UMBC: An Honors University in Maryland  
 

Yi Lu

B.S., Microbiology (1995)
Shandong University, PRC

M.S., Molecular Biology (2002)
M.S., Business Information Systems (2002)

Utah State University

Program

  Ph.D. in Biological Sciences

Mentor

  Stephen Freeland

Research

 

The amino acid alphabet and the rules for translating 64 nucleotide triplets (codons) into them are two of the relatively few biological phenomena that are nearly universal across life. However, the discoveries of a 21st amino acid selenocysteine, a 22nd amino acid pyrrolysine, and of some non-standard genetic codes in organelle, prokaryotic and eukaryotic genomes, make the dominance of both the standard amino acid alphabet and the standard genetic code more intriguing.

I am interested in the following two questions: what make the proteinaceous amino acids special and why are there exactly 20 of them.

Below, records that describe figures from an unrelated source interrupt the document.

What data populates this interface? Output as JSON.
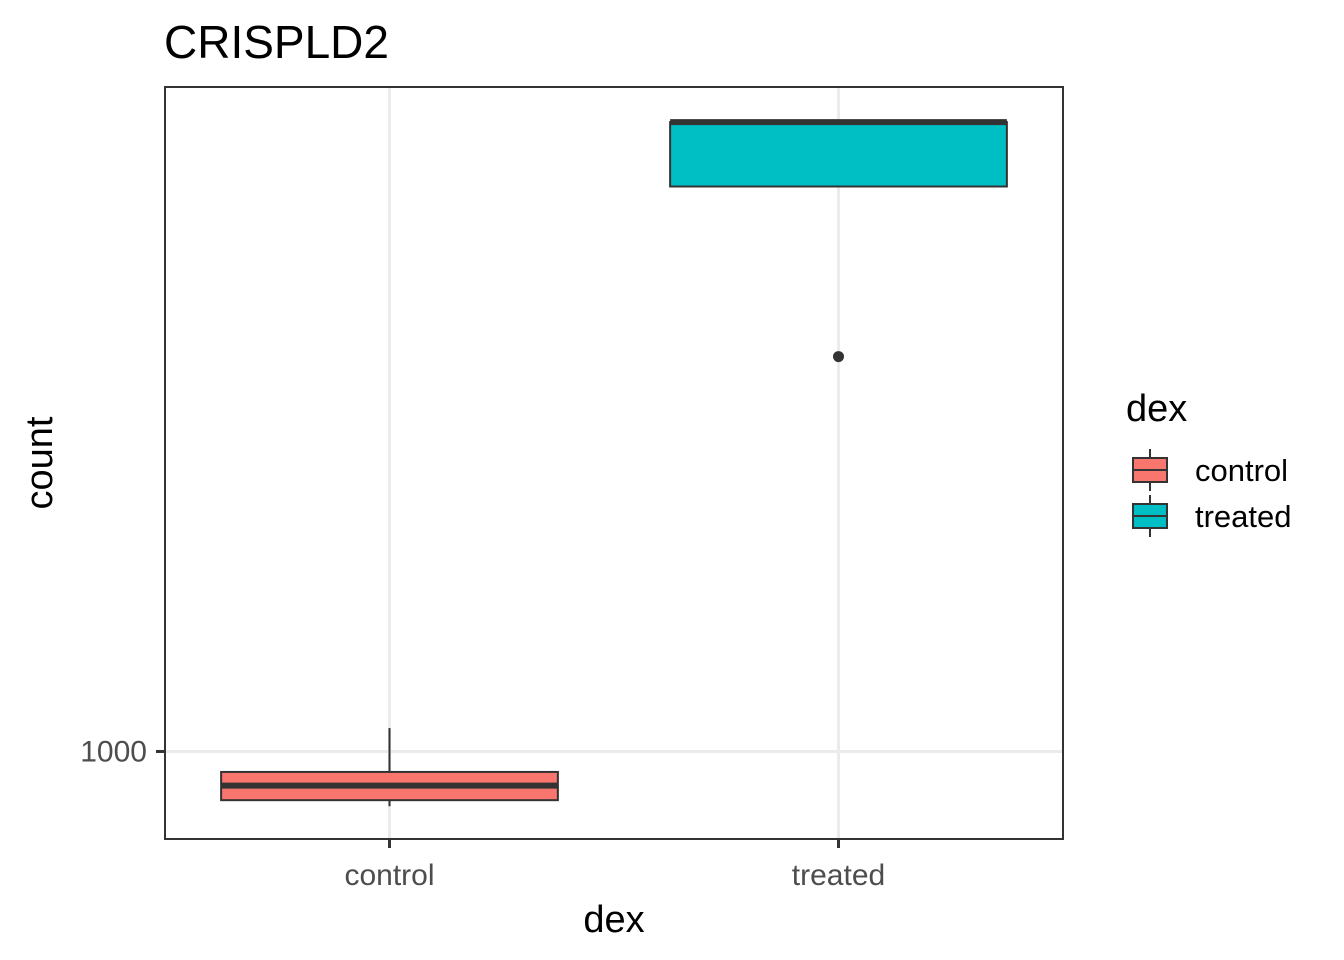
{
  "chart_data": {
    "type": "boxplot",
    "title": "CRISPLD2",
    "xlabel": "dex",
    "ylabel": "count",
    "scale": "log10",
    "ylim": [
      700,
      15000
    ],
    "yticks": [
      {
        "value": 1000,
        "label": "1000"
      }
    ],
    "grid": true,
    "categories": [
      "control",
      "treated"
    ],
    "series": [
      {
        "name": "control",
        "color": "#F8766D",
        "whisker_low": 800,
        "q1": 820,
        "median": 870,
        "q3": 920,
        "whisker_high": 1100,
        "outliers": []
      },
      {
        "name": "treated",
        "color": "#00BFC4",
        "whisker_low": 10000,
        "q1": 10000,
        "median": 13000,
        "q3": 13000,
        "whisker_high": 13000,
        "outliers": [
          5000
        ]
      }
    ],
    "legend": {
      "title": "dex",
      "position": "right",
      "entries": [
        {
          "label": "control",
          "color": "#F8766D"
        },
        {
          "label": "treated",
          "color": "#00BFC4"
        }
      ]
    }
  }
}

To tackle this, I am looking into the link between amino acid properties and the structure of the standard genetic code, since previous evidence shows that the arrangement of codon/amino acid assignments in the standard genetic code efficiently minimizes the phenotypic impact of genetic error. By using different mutation and translation bias models, a series of simulations has been conducted to study the optimized amino acid indices, which maximize the error minimization effect of the standard genetic code. Each amino acid index is a vector of 20 real numbers, one for each amino acid, which represents some quantitative metric of amino acid similarity. Current results demonstrate that the high variety of the standard amino acid alphabet and the high error minimization effect of the standard genetic code could coexist when the mutation bias is high, which is very possible during early genetic code evolution. Future simulation will include a hypothesized incorporation order of amino acids in genetic codes to study the formation of diversity in the standard amino acid alphabet.